Аннотация:We used composite facial expressions to explore the role of diagnostic features in upper and
lower half-faces in emotion discrimination. Stimuli were images of six basic emotional expressions
plus Neutral of a male poser (Ekman&Friesen, 1976), and 24 composites combining Happiness,
Anger and Fear in upper or lower face with other 5 expressions. These three expressions
concentrate their distinguishing features in a single half-face. Stimuli were presented in 930
concurrent pairs, each for 2000 ms. Eighteen participants rated pair wise similarity on a scale
from 1 to 9. Full matrices were processed with PROXSCAL multidimensional scaling program.

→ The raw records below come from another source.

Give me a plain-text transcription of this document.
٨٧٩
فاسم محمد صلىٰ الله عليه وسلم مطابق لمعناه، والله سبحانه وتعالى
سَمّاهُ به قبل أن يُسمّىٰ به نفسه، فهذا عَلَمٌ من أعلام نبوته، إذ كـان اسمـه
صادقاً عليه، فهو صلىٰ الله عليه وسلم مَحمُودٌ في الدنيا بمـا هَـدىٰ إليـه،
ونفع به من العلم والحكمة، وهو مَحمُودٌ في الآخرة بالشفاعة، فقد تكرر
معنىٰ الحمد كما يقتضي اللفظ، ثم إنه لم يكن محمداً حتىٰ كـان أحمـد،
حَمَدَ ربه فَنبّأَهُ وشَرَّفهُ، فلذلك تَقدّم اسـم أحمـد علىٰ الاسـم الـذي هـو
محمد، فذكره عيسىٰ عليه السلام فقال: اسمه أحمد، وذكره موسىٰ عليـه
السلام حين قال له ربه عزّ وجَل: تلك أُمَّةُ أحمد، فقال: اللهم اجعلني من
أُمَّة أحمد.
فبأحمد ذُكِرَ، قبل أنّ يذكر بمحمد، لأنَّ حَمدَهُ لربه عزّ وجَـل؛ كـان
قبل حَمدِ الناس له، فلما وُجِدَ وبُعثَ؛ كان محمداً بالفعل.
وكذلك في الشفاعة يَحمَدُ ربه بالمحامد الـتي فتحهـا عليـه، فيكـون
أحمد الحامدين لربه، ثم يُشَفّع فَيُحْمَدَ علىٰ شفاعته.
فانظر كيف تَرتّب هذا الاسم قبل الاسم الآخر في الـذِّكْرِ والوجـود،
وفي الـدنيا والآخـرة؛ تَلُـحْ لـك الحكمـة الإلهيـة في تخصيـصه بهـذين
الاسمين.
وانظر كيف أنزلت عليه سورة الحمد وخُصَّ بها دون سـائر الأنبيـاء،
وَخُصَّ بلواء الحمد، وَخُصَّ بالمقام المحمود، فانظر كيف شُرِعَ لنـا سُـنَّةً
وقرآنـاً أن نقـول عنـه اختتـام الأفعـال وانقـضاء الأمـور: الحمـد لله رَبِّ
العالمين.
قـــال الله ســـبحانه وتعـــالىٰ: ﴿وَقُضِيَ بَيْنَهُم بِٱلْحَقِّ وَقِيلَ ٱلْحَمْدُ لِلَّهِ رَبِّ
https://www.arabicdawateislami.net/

We retained a 5D solution (Stress=10.3%). D1 and D3 captured lower-face variations: D1
separated X-Happiness (smiling mouth) from other stimuli, with X-Disgust and X-Sadness
(closed mouth) at the other extreme; D3 opposed X-Anger (compressed mouth) and X-Fear,
X-Surprise (open mouth). Other dimensions were upper-face: D2 opposed Fear-X, Surprise-X
(wide-opened eyes) and other expressions; D4 separated Fear-X from Surprise-X, and Sadness-X
from others; D5 separated Anger-X from others. Similarity processing treated diagnostic facial
features as independent components. That is, the solution resolved into independent upper- and
lower- face sub-spaces, with little sign of holistic aspects for these expressions of complex, hardto-verbalise emotions.